This is the new order of Kansas University athletics. No more business as usual.
Lew Perkins, the reigning athletic director, has yet to utter the famous words “It’s nothing personal, it’s strictly business,” but perhaps only because the expression has become such a cliche.
Not that Perkins is snatching baby bottles out of cribs, sucking pennies out of wishing wells or searching for coins under sofa cushions, but he has stepped on the toes of countless KU retirees.
Over the years, many KU professors and staffers have been rewarded for their long years of service on Mount Oread with a golden parachute that has included free tickets and parking spaces for football and men’s basketball games.
All those retirees received a letter not too long ago stating, in effect, that each would have the opportunity to purchase those tickets and be included in next season’s priority points program. At the same time, each received a bill for their football and men’s basketball parking spaces. To facilitate payment, a postage-paid envelope was included.
I have no difficulty conjuring an image of that letter and the postage-paid envelope being ripped to shreds and tossed into the nearest wastebasket. How would you feel?
Most of the retirees — and they include such notables as former longtime coaches and administrators Don Fambrough, Bob Timmons, Floyd Temple and Jerry Waugh — are naturally reluctant to talk about the letter. Whatever they would say would make them sound ungrateful for receiving something others have to pay for.
Still, you have to wonder why the recipients of these highly coveted golden parachutes wouldn’t be grandfathered in. They paid their dues, they were rewarded and now they’re being told the reward has expired like a magazine subscription.
On the flip side, many of these retirees receive three or four tickets to football and men’s basketball games.
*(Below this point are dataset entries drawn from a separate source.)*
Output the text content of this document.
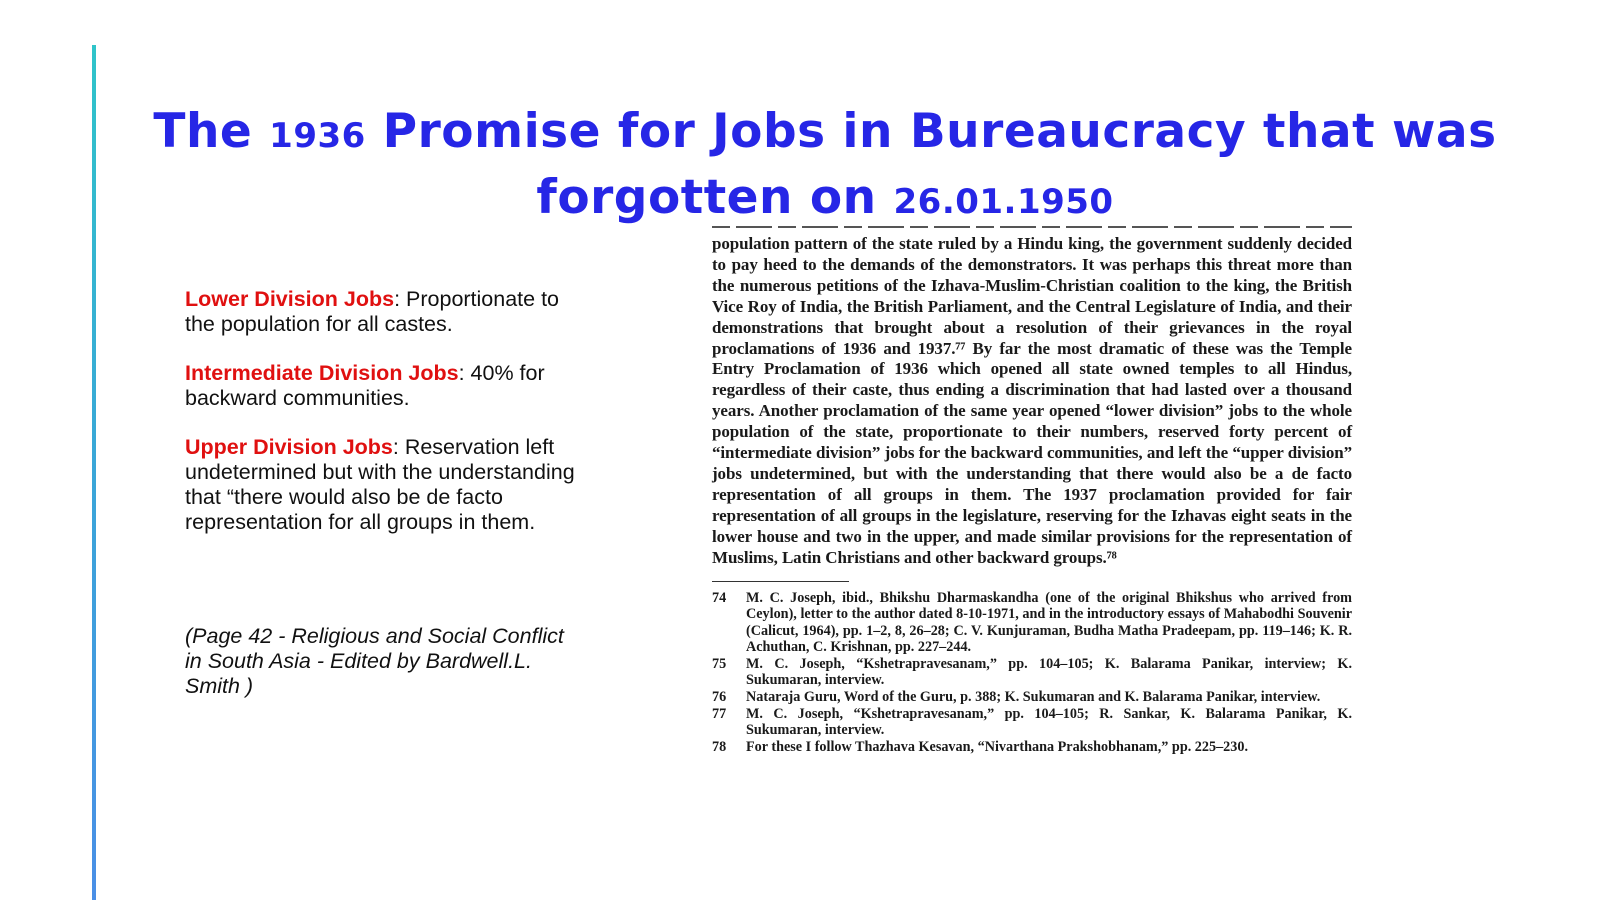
The 1936 Promise for Jobs in Bureaucracy that was forgotten on 26.01.1950

Lower Division Jobs: Proportionate to the population for all castes.

Intermediate Division Jobs: 40% for backward communities.

Upper Division Jobs: Reservation left undetermined but with the understanding that “there would also be de facto representation for all groups in them.

(Page 42 - Religious and Social Conflict in South Asia - Edited by Bardwell.L. Smith )
population pattern of the state ruled by a Hindu king, the government suddenly decided to pay heed to the demands of the demonstrators. It was perhaps this threat more than the numerous petitions of the Izhava-Muslim-Christian coalition to the king, the British Vice Roy of India, the British Parliament, and the Central Legislature of India, and their demonstrations that brought about a resolution of their grievances in the royal proclamations of 1936 and 1937.⁷⁷ By far the most dramatic of these was the Temple Entry Proclamation of 1936 which opened all state owned temples to all Hindus, regardless of their caste, thus ending a discrimination that had lasted over a thousand years. Another proclamation of the same year opened “lower division” jobs to the whole population of the state, proportionate to their numbers, reserved forty percent of “intermediate division” jobs for the backward communities, and left the “upper division” jobs undetermined, but with the understanding that there would also be a de facto representation of all groups in them. The 1937 proclamation provided for fair representation of all groups in the legislature, reserving for the Izhavas eight seats in the lower house and two in the upper, and made similar provisions for the representation of Muslims, Latin Christians and other backward groups.⁷⁸
74	M. C. Joseph, ibid., Bhikshu Dharmaskandha (one of the original Bhikshus who arrived from Ceylon), letter to the author dated 8-10-1971, and in the introductory essays of Mahabodhi Souvenir (Calicut, 1964), pp. 1–2, 8, 26–28; C. V. Kunjuraman, Budha Matha Pradeepam, pp. 119–146; K. R. Achuthan, C. Krishnan, pp. 227–244.
75	M. C. Joseph, “Kshetrapravesanam,” pp. 104–105; K. Balarama Panikar, interview; K. Sukumaran, interview.
76	Nataraja Guru, Word of the Guru, p. 388; K. Sukumaran and K. Balarama Panikar, interview.
77	M. C. Joseph, “Kshetrapravesanam,” pp. 104–105; R. Sankar, K. Balarama Panikar, K. Sukumaran, interview.
78	For these I follow Thazhava Kesavan, “Nivarthana Prakshobhanam,” pp. 225–230.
Do they really need that many seats? Wouldn’t two suffice? Or just one? In most cases, yes. I know of one retiree who received the letter and, after the inevitable initial indignation, came to the realization he didn’t really need four tickets, but believed he was entitled to two.
At the same time, even if that retiree receives two free tickets a year, it’s inevitable those seats — in Allen Fieldhouse, anyway — will be located somewhere near the top and probably in either the south or north ends because they won’t survive the priority points system challenge scheduled to go into effect in 2004-2005.
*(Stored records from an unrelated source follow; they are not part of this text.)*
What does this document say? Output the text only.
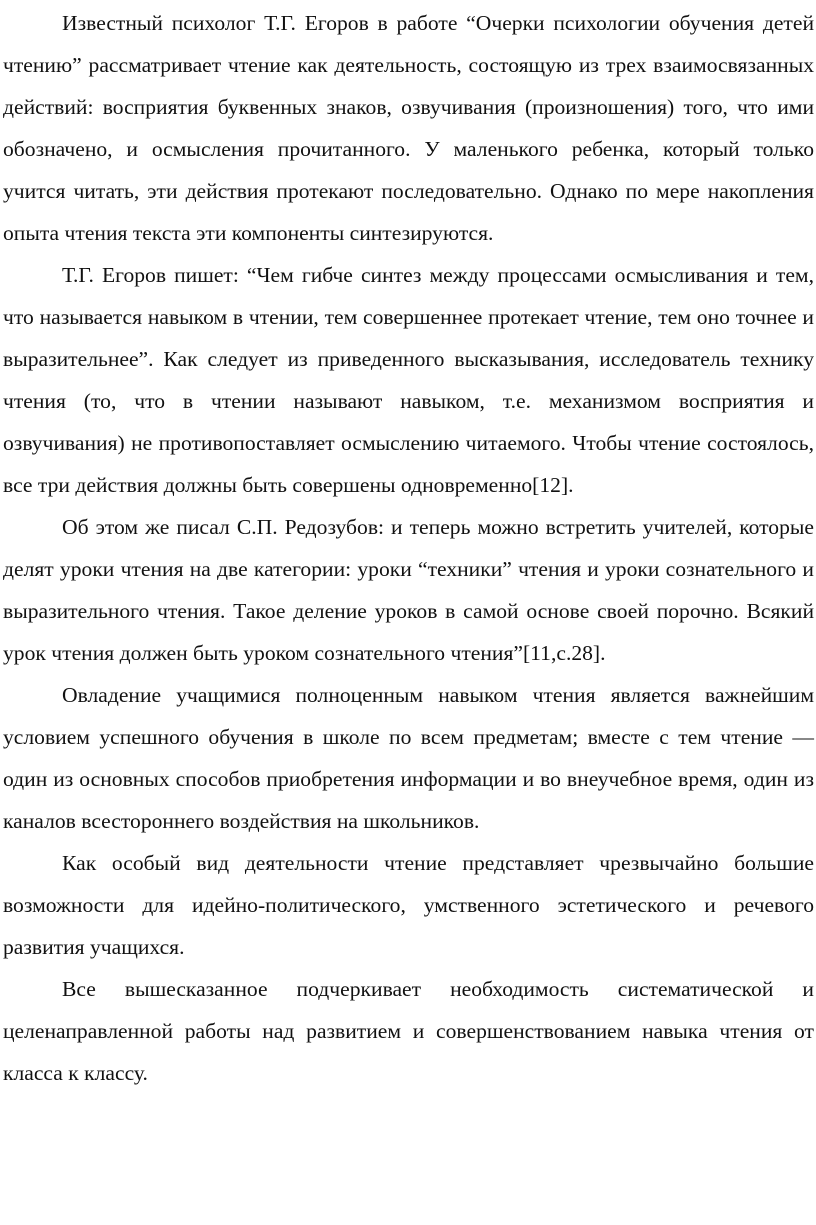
Известный психолог Т.Г. Егоров в работе “Очерки психологии обучения детей чтению” рассматривает чтение как деятельность, состоящую из трех взаимосвязанных действий: восприятия буквенных знаков, озвучивания (произношения) того, что ими обозначено, и осмысления прочитанного. У маленького ребенка, который только учится читать, эти действия протекают последовательно. Однако по мере накопления опыта чтения текста эти компоненты синтезируются.

Т.Г. Егоров пишет: “Чем гибче синтез между процессами осмысливания и тем, что называется навыком в чтении, тем совершеннее протекает чтение, тем оно точнее и выразительнее”. Как следует из приведенного высказывания, исследователь технику чтения (то, что в чтении называют навыком, т.е. механизмом восприятия и озвучивания) не противопоставляет осмыслению читаемого. Чтобы чтение состоялось, все три действия должны быть совершены одновременно[12].

Об этом же писал С.П. Редозубов: и теперь можно встретить учителей, которые делят уроки чтения на две категории: уроки “техники” чтения и уроки сознательного и выразительного чтения. Такое деление уроков в самой основе своей порочно. Всякий урок чтения должен быть уроком сознательного чтения”[11,с.28].

Овладение учащимися полноценным навыком чтения является важнейшим условием успешного обучения в школе по всем предметам; вместе с тем чтение — один из основных способов приобретения информации и во внеучебное время, один из каналов всестороннего воздействия на школьников.

Как особый вид деятельности чтение представляет чрезвычайно большие возможности для идейно-политического, умственного эстетического и речевого развития учащихся.

Все вышесказанное подчеркивает необходимость систематической и целенаправленной работы над развитием и совершенствованием навыка чтения от класса к классу.
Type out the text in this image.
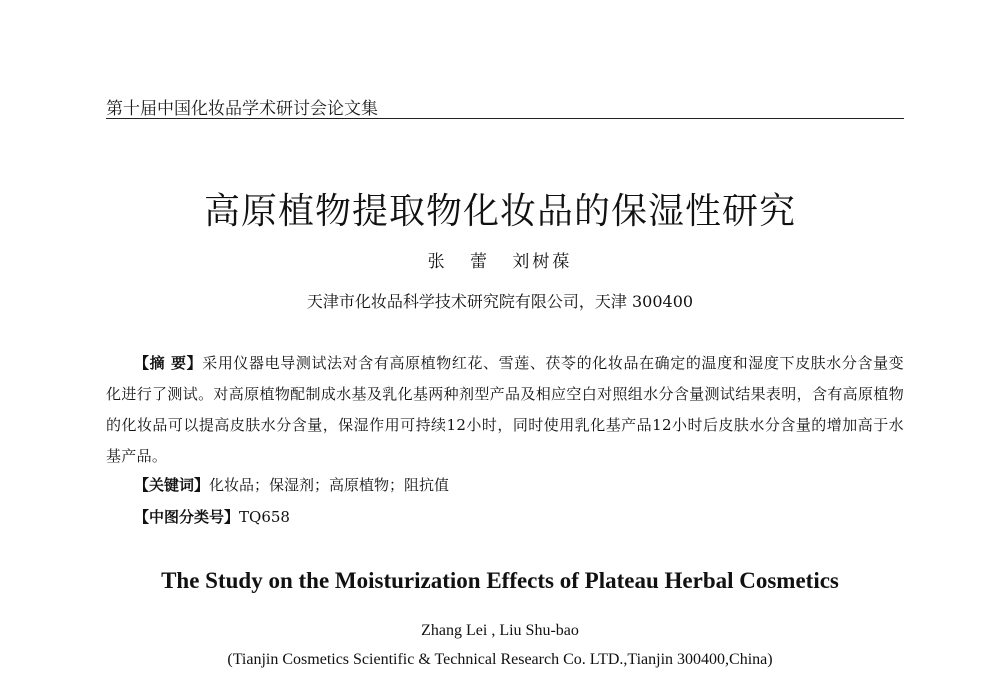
第十届中国化妆品学术研讨会论文集
高原植物提取物化妆品的保湿性研究
张 蕾 刘树葆
天津市化妆品科学技术研究院有限公司，天津 300400
【摘 要】采用仪器电导测试法对含有高原植物红花、雪莲、茯苓的化妆品在确定的温度和湿度下皮肤水分含量变化进行了测试。对高原植物配制成水基及乳化基两种剂型产品及相应空白对照组水分含量测试结果表明，含有高原植物的化妆品可以提高皮肤水分含量，保湿作用可持续12小时，同时使用乳化基产品12小时后皮肤水分含量的增加高于水基产品。
【关键词】化妆品；保湿剂；高原植物；阻抗值
【中图分类号】TQ658
The Study on the Moisturization Effects of Plateau Herbal Cosmetics
Zhang Lei , Liu Shu-bao
(Tianjin Cosmetics Scientific & Technical Research Co. LTD.,Tianjin 300400,China)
Seat location is less of an issue at Memorial Stadium, where there are more choice seats available and less of a demand.
What about the free parking? It goes without saying the retirees don’t want to give up those spaces because they’re mostly close-in. When you’re in your late 60s, 70s and sometimes 80s, the shorter the walk the better, particularly on a January or February night.
Should the retirees, most of them on fixed income, have to pay for that parking spot? Or should Kansas University stand by its unwritten word and continue to provide that perk?
In asking the retirees to pony up, Perkins is stressing the necessity to generate additional revenue to provide an optimal experience for the school’s student-athletes. Yet Perkins’ mandate rings hollow when the retirees see the new AD has surrounded himself with a cadre of aides earning salaries twice as high as some of them earned in their prime.
Until Perkins, the only KU athletic administrator earning a six-figure salary was the AD. Now at least three of Perkins aides have eclipsed that plateau — Larry Keating ($145,000), Jim Marchiony ($140,000) and Kelly Landry ($138,000). Perkins, as you know, is the highest-paid employee on the Lawrence campus at $400,000 a year.
You can’t blame the numerous retirees for harboring resentment over the matter-of-fact business-like approach adopted by the current administration. Yet it seems to me both sides can compromise. I don’t expect the retirees to have to go cold turkey, but I also think they need to realize no golden goose lays eggs forever.